CMS predicts that by finalizing this regulation, which would enhance the electronic sharing of health information and expedite the prior authorization process, it will save $15 billion over the course of ten years.


According to a CMS news release dated January 17, the requirements pertain to qualified health plan insurers on the federally facilitated exchanges, Medicaid managed care plans, CHIP-managed care entities, state Medicaid and Children’s Health Insurance Program agencies, and Medicare Advantage organizations. In December 2022, the agency proposed the regulation.

Some payers will have to provide a reason for a request denial, disclose some prior authorization metrics publicly, and respond to requests for urgent care within 72 hours and for routine requests within seven calendar days, starting mostly in 2026.

In order to facilitate electronic prior authorization, the regulation also mandates that impacted payers establish a common application programming interface (API) for Health Level 7 Fast Healthcare Interoperability Resources.

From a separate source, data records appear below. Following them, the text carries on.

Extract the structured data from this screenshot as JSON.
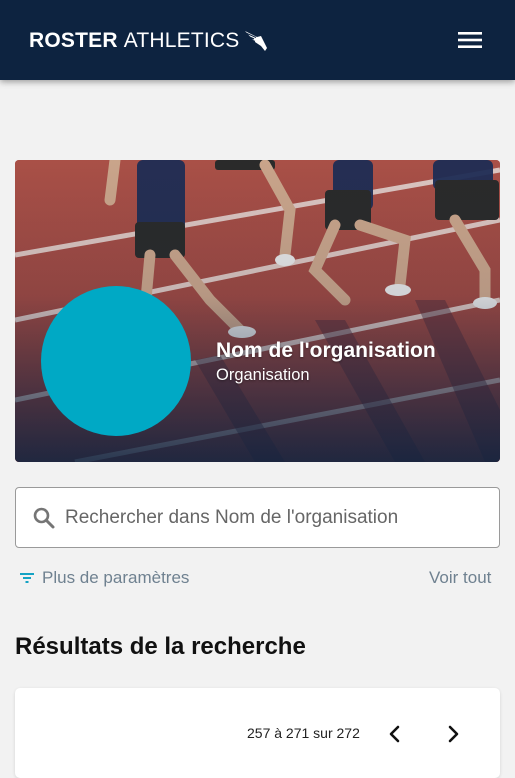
{
  "header": {
    "logo_bold": "ROSTER",
    "logo_light": "ATHLETICS",
    "menu_icon": "hamburger-menu-icon",
    "background": "#0d2340"
  },
  "organization": {
    "name": "Nom de l'organisation",
    "type": "Organisation",
    "avatar_color": "#00a9c5"
  },
  "search": {
    "placeholder": "Rechercher dans Nom de l'organisation",
    "value": "",
    "icon": "search-icon"
  },
  "filters": {
    "more_params_label": "Plus de paramètres",
    "see_all_label": "Voir tout",
    "icon": "filter-icon"
  },
  "results": {
    "title": "Résultats de la recherche",
    "pagination": {
      "text": "257 à 271 sur 272",
      "prev_icon": "chevron-left-icon",
      "next_icon": "chevron-right-icon"
    }
  }
}
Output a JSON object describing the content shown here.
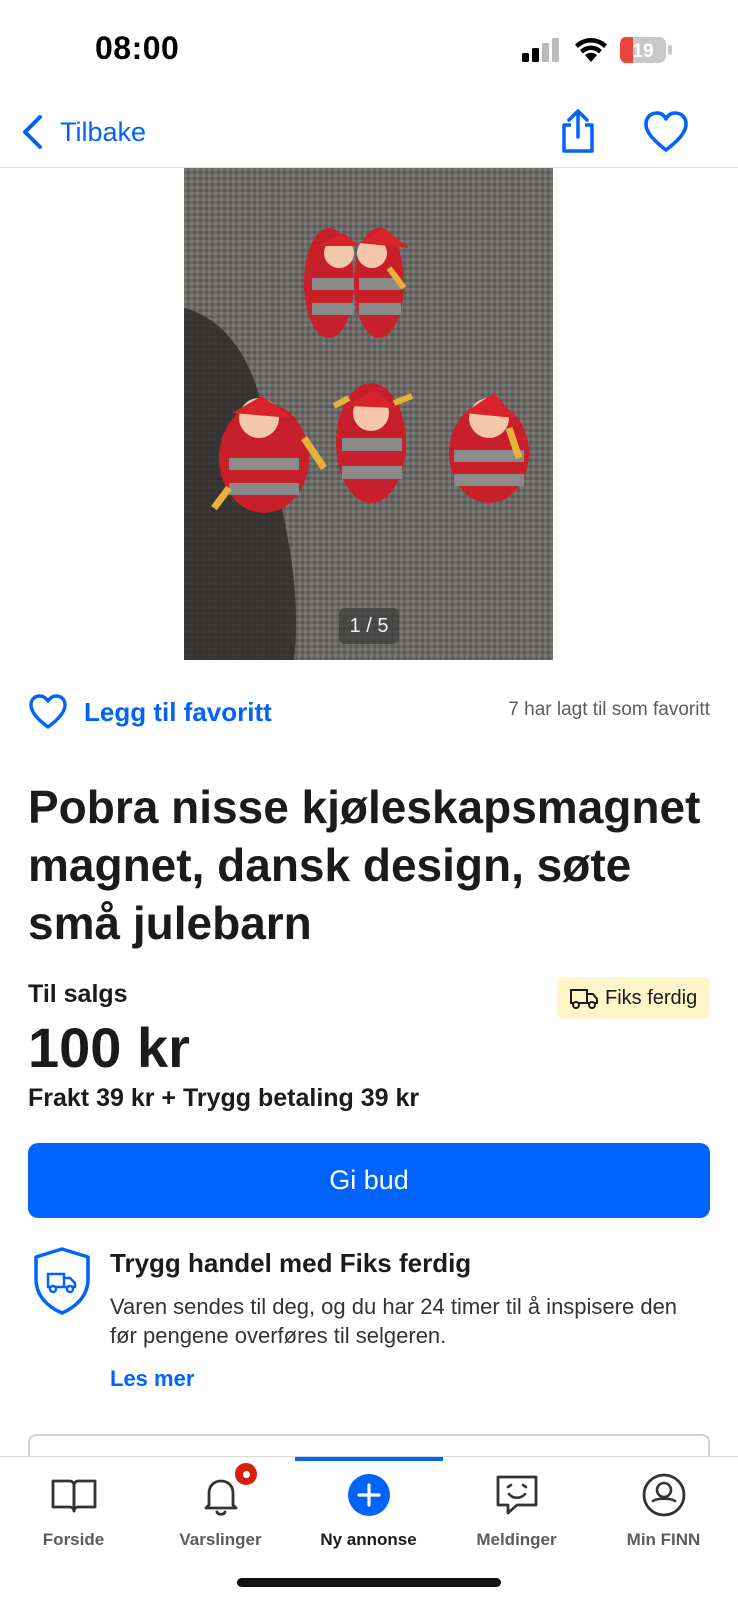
{
  "status_bar": {
    "time": "08:00",
    "battery": "19"
  },
  "nav": {
    "back_label": "Tilbake"
  },
  "gallery": {
    "counter": "1 / 5"
  },
  "favorite": {
    "label": "Legg til favoritt",
    "count_text": "7 har lagt til som favoritt"
  },
  "listing": {
    "title": "Pobra nisse kjøleskapsmagnet magnet, dansk design, søte små julebarn",
    "sale_type": "Til salgs",
    "badge": "Fiks ferdig",
    "price": "100 kr",
    "shipping": "Frakt 39 kr + Trygg betaling 39 kr",
    "bid_button": "Gi bud"
  },
  "safe_trade": {
    "title": "Trygg handel med Fiks ferdig",
    "description": "Varen sendes til deg, og du har 24 timer til å inspisere den før pengene overføres til selgeren.",
    "read_more": "Les mer"
  },
  "tabs": [
    {
      "label": "Forside",
      "icon": "book-icon"
    },
    {
      "label": "Varslinger",
      "icon": "bell-icon"
    },
    {
      "label": "Ny annonse",
      "icon": "plus-circle-icon"
    },
    {
      "label": "Meldinger",
      "icon": "chat-icon"
    },
    {
      "label": "Min FINN",
      "icon": "profile-icon"
    }
  ],
  "colors": {
    "accent": "#0063fb",
    "badge_bg": "#fef6c8",
    "battery_low": "#e8453c",
    "notification": "#d91f0a"
  }
}
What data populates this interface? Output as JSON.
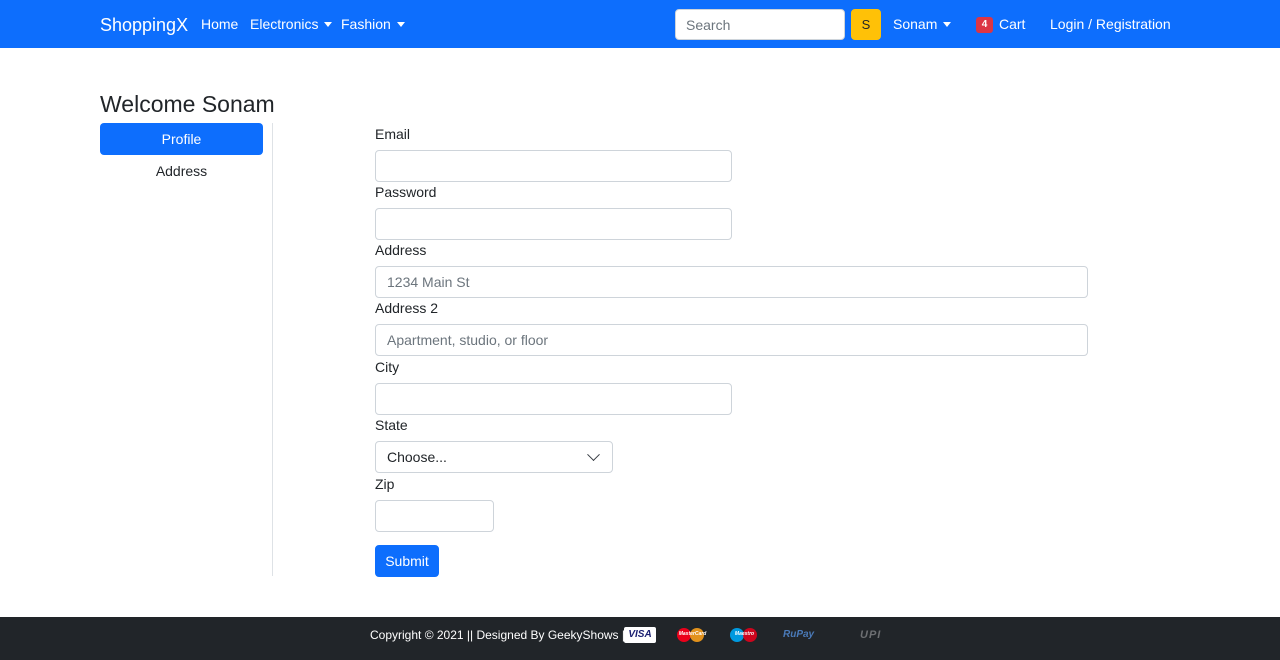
{
  "navbar": {
    "brand": "ShoppingX",
    "links": [
      {
        "label": "Home"
      },
      {
        "label": "Electronics"
      },
      {
        "label": "Fashion"
      }
    ],
    "search_placeholder": "Search",
    "search_button": "S",
    "user_menu": "Sonam",
    "cart_count": "4",
    "cart_label": "Cart",
    "login_label": "Login / Registration",
    "color": "#0d6efd"
  },
  "sidebar": {
    "welcome": "Welcome Sonam",
    "items": [
      {
        "label": "Profile",
        "active": true
      },
      {
        "label": "Address",
        "active": false
      }
    ]
  },
  "form": {
    "email_label": "Email",
    "email_value": "",
    "password_label": "Password",
    "password_value": "",
    "address_label": "Address",
    "address_placeholder": "1234 Main St",
    "address2_label": "Address 2",
    "address2_placeholder": "Apartment, studio, or floor",
    "city_label": "City",
    "city_value": "",
    "state_label": "State",
    "state_selected": "Choose...",
    "zip_label": "Zip",
    "zip_value": "",
    "submit_label": "Submit"
  },
  "footer": {
    "copyright": "Copyright © 2021 || Designed By GeekyShows ||",
    "payment_logos": [
      {
        "name": "visa-logo",
        "text": "VISA"
      },
      {
        "name": "mastercard-logo",
        "text": "MasterCard"
      },
      {
        "name": "maestro-logo",
        "text": "Maestro"
      },
      {
        "name": "rupay-logo",
        "text": "RuPay"
      },
      {
        "name": "upi-logo",
        "text": "UPI"
      }
    ]
  }
}
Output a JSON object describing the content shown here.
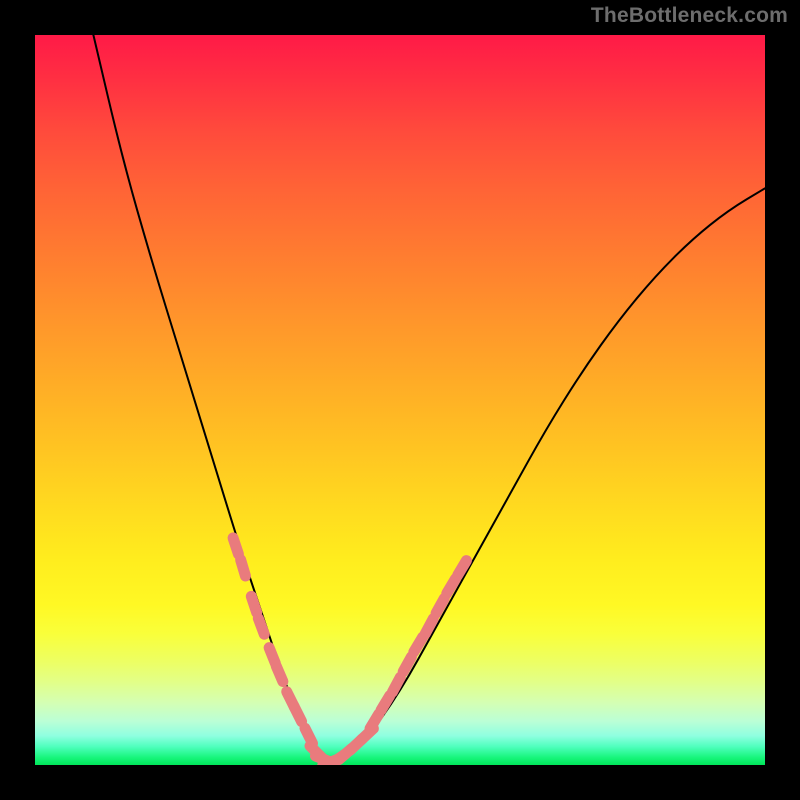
{
  "watermark": "TheBottleneck.com",
  "chart_data": {
    "type": "line",
    "title": "",
    "xlabel": "",
    "ylabel": "",
    "xlim": [
      0,
      100
    ],
    "ylim": [
      0,
      100
    ],
    "grid": false,
    "legend": false,
    "note": "Values estimated from pixel positions; axes unlabeled so units are 0–100 normalized.",
    "series": [
      {
        "name": "main_curve",
        "color": "#000000",
        "x": [
          8,
          12,
          16,
          20,
          24,
          28,
          30,
          32,
          34,
          36,
          38,
          39,
          40,
          42,
          45,
          50,
          55,
          60,
          65,
          70,
          75,
          80,
          85,
          90,
          95,
          100
        ],
        "y": [
          100,
          83,
          69,
          56,
          43,
          30,
          24,
          18,
          12,
          7,
          3,
          1,
          0,
          1,
          3,
          10,
          19,
          28,
          37,
          46,
          54,
          61,
          67,
          72,
          76,
          79
        ]
      },
      {
        "name": "lower_markers_left",
        "color": "#e97b7d",
        "marker": "capsule",
        "x": [
          27.5,
          28.5,
          30.0,
          31.0,
          32.5,
          33.5,
          35.0,
          36.0,
          37.5
        ],
        "y": [
          30.0,
          27.0,
          22.0,
          19.0,
          15.0,
          12.5,
          9.0,
          7.0,
          4.0
        ]
      },
      {
        "name": "lower_markers_valley",
        "color": "#e97b7d",
        "marker": "capsule",
        "x": [
          38.5,
          39.5,
          40.5,
          41.5,
          42.5,
          44.0,
          45.5
        ],
        "y": [
          1.8,
          0.8,
          0.4,
          0.8,
          1.5,
          2.8,
          4.2
        ]
      },
      {
        "name": "lower_markers_right",
        "color": "#e97b7d",
        "marker": "capsule",
        "x": [
          46.5,
          48.0,
          49.5,
          51.0,
          52.5,
          54.0,
          55.5,
          57.0,
          58.5
        ],
        "y": [
          6.0,
          8.5,
          11.0,
          13.8,
          16.5,
          19.0,
          21.8,
          24.5,
          27.0
        ]
      }
    ],
    "gradient_bands": [
      {
        "y_pct": 0,
        "color": "#ff1a47"
      },
      {
        "y_pct": 50,
        "color": "#ffb924"
      },
      {
        "y_pct": 80,
        "color": "#fffb2a"
      },
      {
        "y_pct": 100,
        "color": "#00e65a"
      }
    ]
  }
}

“Together, these new requirements for the prior authorization process will reduce administrative burden on the healthcare workforce, empower clinicians to spend more time providing direct care to their patients and prevent avoidable delays in care for patients,” according to a release from CMS.

The final API standards are also included in the rule, which aims to “increase health data exchange and foster a more efficient healthcare system for all.” The dates for compliance are being postponed by CMS from January 1, 2026 to January 1, 2027. Affected payers will have to create a provider access API that allows clinicians to access patient claims, encounter, clinical, and prior authorization data, as well as enhance their present patient access API to incorporate information regarding previous authorizations, starting in January 2027. When a patient switches payers or has many concurrent payers, CMS is requiring impacted payers to share much of the same data using a payer-to-payer FHIR API with the patient’s consent.

For qualifying hospitals and critical access hospitals under the Medicare Promoting Interoperability Program, as well as for qualified physicians under the Merit-based Incentive Payment System’s promoting interoperability performance area, the regulation also introduces a new electronic prior authorization measure.